I am from Ireland and I want to buy the following speakers from them

http://www.teufel.de/de/THXsysteme/s_521.cfm?lcom=110

What do you folks think? 

I am buying from Germany because it's cheaper for me for shipping.


----------



## Otto (May 18, 2006)

Hi reaper12 and welcome to the Shack! I'm not familiar with the Teufel, and although I had a few years of German in high school, I must admit that their page is too much for me! They _look _OK, but that's about as far as my knowledge will go. Is that a price of 849 Euros for the whole package? A good price, but I'd be sure it's what I'm looking for (which is what you're doing by asking around! :T)


----------



## Sonnie (Apr 11, 2006)

I'm surprised you found even that one reference to them here. I've never heard of them, but I've not heard of many that were not sold in the America's. I can only imagine trying to translate a review or follow a thread in one of those forums, but I guess most Germans would have trouble translating the Shack too.

Are there just no speaker you can audition from Ireland... or any that you've heard that you like?

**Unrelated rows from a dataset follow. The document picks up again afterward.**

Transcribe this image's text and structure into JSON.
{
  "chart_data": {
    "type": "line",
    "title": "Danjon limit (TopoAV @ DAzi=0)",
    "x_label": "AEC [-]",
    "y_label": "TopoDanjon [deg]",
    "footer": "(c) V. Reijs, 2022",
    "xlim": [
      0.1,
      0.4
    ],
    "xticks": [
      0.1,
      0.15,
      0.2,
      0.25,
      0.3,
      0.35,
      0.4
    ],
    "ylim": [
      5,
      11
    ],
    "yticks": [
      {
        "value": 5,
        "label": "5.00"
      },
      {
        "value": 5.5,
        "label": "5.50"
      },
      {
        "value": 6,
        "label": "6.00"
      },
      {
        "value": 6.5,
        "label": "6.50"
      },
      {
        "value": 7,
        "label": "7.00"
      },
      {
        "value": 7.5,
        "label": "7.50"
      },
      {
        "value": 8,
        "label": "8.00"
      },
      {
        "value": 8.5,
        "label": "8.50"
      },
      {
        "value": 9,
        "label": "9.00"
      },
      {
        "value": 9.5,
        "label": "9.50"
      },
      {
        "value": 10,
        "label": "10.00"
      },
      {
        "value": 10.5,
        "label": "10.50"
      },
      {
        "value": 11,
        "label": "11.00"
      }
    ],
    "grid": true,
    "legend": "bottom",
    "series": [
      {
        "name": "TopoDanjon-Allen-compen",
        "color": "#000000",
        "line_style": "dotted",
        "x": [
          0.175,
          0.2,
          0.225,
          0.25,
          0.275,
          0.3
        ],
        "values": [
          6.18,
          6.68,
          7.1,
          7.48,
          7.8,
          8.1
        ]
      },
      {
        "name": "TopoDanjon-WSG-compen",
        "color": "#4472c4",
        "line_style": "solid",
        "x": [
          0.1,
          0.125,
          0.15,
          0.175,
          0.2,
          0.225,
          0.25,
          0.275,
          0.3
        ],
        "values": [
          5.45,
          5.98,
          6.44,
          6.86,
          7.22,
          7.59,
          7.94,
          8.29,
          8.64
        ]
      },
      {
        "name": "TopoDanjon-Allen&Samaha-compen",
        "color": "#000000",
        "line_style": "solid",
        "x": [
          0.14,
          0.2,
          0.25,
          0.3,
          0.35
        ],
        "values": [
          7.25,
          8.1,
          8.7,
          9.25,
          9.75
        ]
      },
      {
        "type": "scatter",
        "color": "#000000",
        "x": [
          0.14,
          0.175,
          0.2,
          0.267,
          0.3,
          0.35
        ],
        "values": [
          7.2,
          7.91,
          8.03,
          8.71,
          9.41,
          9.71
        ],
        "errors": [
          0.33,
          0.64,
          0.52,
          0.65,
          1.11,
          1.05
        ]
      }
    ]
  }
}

Btw... welcome to the Shack!


----------



## Guest (Jun 7, 2007)

Thanks Otter and Sonnie 

Yeah I was surprised to find reference to Teufel here as well. There are a few places in Ireland, but they are very expensive compared to prices in Europe or England. I can get speakers delivered to me from Europe cheaper than I can buy them stores in Ireland. There are times when the stores here have special offers and then you can get good prices. 

You can get really high end stuff or low end stuff here, there doesn't seem to be any middle ground here at all  

It was a long shot I know, I was just hoping that maybe lots of Germans visit this site lol


----------



## Wayne A. Pflughaupt (Apr 13, 2006)

Well I have seen at least a few Germans here!

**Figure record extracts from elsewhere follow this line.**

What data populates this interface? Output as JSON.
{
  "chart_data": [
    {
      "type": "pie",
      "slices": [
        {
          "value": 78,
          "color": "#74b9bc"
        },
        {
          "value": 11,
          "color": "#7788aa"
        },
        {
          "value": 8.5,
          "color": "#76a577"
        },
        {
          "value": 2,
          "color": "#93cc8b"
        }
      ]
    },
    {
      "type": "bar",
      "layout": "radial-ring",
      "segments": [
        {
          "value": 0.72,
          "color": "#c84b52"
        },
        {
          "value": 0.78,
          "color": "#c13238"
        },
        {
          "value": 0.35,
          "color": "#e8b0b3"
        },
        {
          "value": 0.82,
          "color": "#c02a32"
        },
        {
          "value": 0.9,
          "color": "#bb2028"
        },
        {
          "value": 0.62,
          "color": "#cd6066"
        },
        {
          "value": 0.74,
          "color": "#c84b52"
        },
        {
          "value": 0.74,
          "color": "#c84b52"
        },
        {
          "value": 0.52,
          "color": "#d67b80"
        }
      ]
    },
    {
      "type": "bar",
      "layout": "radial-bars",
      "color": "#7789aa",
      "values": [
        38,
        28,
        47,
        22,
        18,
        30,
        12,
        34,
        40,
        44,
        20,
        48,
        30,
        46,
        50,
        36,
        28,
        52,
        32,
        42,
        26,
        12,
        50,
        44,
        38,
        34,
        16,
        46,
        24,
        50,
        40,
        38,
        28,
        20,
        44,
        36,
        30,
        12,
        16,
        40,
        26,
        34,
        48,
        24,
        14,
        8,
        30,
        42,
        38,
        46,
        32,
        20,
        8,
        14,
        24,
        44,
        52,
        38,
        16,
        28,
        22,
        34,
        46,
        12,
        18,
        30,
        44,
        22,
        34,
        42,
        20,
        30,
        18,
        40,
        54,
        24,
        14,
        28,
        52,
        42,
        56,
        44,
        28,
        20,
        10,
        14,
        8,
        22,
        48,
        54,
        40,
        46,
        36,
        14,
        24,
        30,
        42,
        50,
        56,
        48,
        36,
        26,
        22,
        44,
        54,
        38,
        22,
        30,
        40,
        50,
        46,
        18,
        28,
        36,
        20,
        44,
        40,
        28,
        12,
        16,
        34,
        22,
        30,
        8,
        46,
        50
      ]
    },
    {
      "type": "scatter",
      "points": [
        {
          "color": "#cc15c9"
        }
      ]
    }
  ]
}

Have you tried AVForums? I’m sure you’ve heard of it – it’s a pretty big UK forum. I doubt you’re going to find much Stateside on Teufel. I’m familiar with a lot of obscure brands (translation: I’ve at least heard their names floated somewhere!) and I can’t say I’ve ever heard of them.

http://www.avforums.com/

Regards,
Wayne


----------



## b_good (Oct 22, 2007)

Hi reaper12, 

I am from Germany - I only can say: Teufel is known brand in Germany. Not as good known as Canton, but it has its tradition too. I cannot tell anything about their products. I recognized that the reviews from areaDVD (find link below -sorry it's German too) tell that you get extremely much value for money - I also recognized that areaDVD tends to give many ratings above very good with relation to price level (reference, outstanding,...). 
I personally have no budget for replacing my current custom made speaker set, but if there was, I would give one of the Teufel systems a try. For my taste a good startegy is: instead of spending 4000 EUR for a speaker system, spend 2000 for speakers and 2000 for improvements of the acoustic characteristics of your room (e.g. corner blocks). If budget is not an issue spend more ;o)

http://www.areadvd.de/hardware/index/lautsprecher.shtml

Regards,
Fred


----------



## Guest (May 29, 2008)

Thanks for your reply Fred, It's just a little late :bigsmile:

I went ahead last year and bought the system 5's from Teufel, and, I have been very, very happy with them!! I bought a marantz sr8001 amp and some high quality interconnects/cable as well. Everything From Bluray movies to computer games sound fantastic. Music is also top notch. I would recommend them to anyone.


----------



## rzsoltika (Oct 1, 2011)

Hello,

I allready own the Uncle Doc, the subwoofer from the Teufel Theater 10. this week I will receive also the satelites from this system. so far I have to tell that the sub is just great. 
The only thin is that I am having trouble with the nulls beacause of the shape of the room.

RZS


----------